Maar zal de jonge generatie de kuifleeuwerik ook missen? Vermoedelijk niet, en dat geldt helaas voor veel diersoorten en planten. Voor de twintigers en dertigers van heden is het verarmde Nederland normaal – zij hebben andere jeugdherinneringen.
Als opvolgende generaties steeds meer schraalheid om zich heen zien, verschuift ons idee van onze leefomgeving. We gaan de drempel over naar een nieuwe status quo: schraalheid is zoals het altijd was. Van de ene op de andere mensenlichting verdwijnen er beelden uit het collectieve geheugen. De nieuwe generatie lijdt aan een vorm van amnesie. Onder ecologen circuleert een naam voor deze ‘ziekte’: shifting baseline syndrome.
Het sbs verklaart niets. Het is een concept dat, zoals zo vaak met concepten, geen advies geeft maar iets helder toont – het ontsluiert een patroon, ontmaskert een misstand.

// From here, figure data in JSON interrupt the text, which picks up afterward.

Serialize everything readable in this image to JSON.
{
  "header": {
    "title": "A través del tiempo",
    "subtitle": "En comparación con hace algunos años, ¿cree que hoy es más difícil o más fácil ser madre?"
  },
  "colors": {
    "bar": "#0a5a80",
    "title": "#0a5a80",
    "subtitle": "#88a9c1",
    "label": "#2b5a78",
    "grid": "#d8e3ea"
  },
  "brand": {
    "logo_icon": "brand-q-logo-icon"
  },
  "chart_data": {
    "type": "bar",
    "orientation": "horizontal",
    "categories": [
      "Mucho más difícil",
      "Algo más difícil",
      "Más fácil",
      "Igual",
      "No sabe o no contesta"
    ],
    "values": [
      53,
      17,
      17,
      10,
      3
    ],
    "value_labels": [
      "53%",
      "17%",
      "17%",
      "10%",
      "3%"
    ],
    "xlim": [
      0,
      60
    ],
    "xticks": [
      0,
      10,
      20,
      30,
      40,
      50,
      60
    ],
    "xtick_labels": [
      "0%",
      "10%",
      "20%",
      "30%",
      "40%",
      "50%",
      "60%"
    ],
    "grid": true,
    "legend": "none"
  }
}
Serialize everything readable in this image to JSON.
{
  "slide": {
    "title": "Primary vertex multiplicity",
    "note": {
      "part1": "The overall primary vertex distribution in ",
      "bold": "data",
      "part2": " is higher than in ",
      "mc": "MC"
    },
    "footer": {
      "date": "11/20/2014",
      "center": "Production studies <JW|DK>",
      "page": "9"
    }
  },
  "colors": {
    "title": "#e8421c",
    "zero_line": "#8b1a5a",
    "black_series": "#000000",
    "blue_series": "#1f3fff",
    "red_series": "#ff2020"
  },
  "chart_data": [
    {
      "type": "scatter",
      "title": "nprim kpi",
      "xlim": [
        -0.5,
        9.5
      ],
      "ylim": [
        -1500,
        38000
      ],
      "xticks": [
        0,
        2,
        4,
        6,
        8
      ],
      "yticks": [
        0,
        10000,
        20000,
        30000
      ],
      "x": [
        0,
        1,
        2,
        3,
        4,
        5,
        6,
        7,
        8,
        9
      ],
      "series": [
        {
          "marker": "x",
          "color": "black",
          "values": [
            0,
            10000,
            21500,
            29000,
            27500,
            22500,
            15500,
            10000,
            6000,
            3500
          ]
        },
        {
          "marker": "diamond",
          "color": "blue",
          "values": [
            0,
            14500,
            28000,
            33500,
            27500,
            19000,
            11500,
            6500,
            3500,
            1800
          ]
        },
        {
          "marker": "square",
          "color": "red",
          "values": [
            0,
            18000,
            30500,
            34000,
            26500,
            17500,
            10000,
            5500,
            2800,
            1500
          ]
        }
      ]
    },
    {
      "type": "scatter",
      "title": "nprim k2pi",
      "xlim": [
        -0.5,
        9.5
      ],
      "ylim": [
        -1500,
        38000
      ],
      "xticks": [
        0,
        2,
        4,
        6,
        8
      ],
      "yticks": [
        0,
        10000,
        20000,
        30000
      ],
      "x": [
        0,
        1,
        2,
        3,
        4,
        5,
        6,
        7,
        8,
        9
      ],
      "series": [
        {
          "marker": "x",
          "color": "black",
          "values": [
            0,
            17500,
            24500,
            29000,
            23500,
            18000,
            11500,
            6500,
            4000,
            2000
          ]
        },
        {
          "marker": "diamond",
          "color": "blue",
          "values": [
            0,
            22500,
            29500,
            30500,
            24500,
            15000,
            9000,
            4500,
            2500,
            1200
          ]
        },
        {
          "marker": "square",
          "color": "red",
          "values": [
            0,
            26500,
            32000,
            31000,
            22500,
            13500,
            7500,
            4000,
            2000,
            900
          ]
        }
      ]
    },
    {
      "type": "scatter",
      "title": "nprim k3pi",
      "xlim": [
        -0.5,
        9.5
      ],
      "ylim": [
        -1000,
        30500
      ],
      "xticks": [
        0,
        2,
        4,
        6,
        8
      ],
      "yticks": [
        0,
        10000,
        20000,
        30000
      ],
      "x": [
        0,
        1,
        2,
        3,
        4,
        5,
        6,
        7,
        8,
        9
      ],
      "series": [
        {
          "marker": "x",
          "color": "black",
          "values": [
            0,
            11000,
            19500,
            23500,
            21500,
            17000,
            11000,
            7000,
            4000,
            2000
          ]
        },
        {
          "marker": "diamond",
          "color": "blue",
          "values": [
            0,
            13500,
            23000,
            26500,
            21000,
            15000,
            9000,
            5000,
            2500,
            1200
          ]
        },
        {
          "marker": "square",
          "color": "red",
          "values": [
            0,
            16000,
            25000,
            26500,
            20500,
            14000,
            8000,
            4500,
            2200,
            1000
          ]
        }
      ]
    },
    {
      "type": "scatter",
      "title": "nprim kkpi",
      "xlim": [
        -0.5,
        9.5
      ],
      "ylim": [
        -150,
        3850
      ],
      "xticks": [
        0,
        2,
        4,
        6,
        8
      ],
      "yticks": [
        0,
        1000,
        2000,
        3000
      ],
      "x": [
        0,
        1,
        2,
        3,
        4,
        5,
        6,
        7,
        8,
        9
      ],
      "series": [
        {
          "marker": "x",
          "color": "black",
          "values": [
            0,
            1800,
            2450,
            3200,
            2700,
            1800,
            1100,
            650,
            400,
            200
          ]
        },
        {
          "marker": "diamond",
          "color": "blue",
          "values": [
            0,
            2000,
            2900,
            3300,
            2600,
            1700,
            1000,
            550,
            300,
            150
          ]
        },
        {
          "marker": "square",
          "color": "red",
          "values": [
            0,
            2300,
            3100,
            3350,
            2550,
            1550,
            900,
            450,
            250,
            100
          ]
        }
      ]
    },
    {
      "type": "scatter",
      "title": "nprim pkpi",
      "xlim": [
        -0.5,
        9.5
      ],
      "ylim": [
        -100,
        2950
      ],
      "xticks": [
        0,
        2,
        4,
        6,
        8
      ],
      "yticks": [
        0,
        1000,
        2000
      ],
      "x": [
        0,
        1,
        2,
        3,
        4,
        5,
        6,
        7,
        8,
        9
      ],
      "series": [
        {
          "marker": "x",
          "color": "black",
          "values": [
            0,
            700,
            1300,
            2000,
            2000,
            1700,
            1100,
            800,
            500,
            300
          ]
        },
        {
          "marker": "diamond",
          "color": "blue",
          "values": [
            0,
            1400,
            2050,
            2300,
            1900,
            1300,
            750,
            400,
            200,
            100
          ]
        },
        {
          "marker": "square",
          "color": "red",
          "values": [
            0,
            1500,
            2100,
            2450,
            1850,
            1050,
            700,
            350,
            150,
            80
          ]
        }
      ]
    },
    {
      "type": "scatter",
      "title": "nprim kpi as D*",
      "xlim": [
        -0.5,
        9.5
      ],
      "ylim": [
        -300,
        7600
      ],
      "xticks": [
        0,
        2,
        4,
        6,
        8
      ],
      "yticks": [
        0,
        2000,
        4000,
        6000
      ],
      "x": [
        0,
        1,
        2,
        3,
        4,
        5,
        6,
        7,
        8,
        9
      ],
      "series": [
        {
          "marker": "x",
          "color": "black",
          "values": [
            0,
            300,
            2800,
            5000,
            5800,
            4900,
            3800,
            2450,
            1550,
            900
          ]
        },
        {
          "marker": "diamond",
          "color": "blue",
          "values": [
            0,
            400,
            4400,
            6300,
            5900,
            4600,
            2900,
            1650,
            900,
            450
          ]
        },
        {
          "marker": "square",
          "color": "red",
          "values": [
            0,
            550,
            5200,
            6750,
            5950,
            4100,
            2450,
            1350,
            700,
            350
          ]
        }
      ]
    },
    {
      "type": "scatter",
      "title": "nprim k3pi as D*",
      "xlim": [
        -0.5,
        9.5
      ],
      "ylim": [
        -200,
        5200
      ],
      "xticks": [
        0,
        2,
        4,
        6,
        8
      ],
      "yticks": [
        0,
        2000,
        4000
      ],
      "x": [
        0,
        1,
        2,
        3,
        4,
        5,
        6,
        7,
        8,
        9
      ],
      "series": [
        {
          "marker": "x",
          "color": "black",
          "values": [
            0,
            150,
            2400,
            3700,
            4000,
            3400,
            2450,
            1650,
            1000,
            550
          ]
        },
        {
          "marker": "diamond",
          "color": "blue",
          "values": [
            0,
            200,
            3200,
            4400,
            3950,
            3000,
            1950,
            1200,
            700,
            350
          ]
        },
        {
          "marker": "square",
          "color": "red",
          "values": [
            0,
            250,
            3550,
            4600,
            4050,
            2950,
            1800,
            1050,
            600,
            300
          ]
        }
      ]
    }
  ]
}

Het sbs wijst ons op onze apathie en onwetendheid; het wil ons wakker schudden en ons de veelheid van de vroegere biodiversiteit terug in herinnering brengen. Door van onze blindheid een syndroom te maken, een ziekte, laat het sbs ons inzien dat we te maken hebben met een ongezonde situatie. Haast onmerkbaar is die ons lijf binnengeslopen.
Zoals dat zo vaak gaat met een ziekte ben je gaan wennen aan de symptomen, aan een zekere mate van je beroerd voelen, futloos en moe. Dat accepteer je als normaal. Er is een diagnose van een arts voor nodig om je erop te wijzen dat er iets aan de hand is dat om een acute aanpak vraagt, dat erom vraagt het normaal geachte te doorbreken.
Dat is de rol van het sbs, verder niets. Het is aan ons als patiënt om de diagnose serieus te nemen en ons ernaar te gedragen. Dát is een kwestie van beschaving.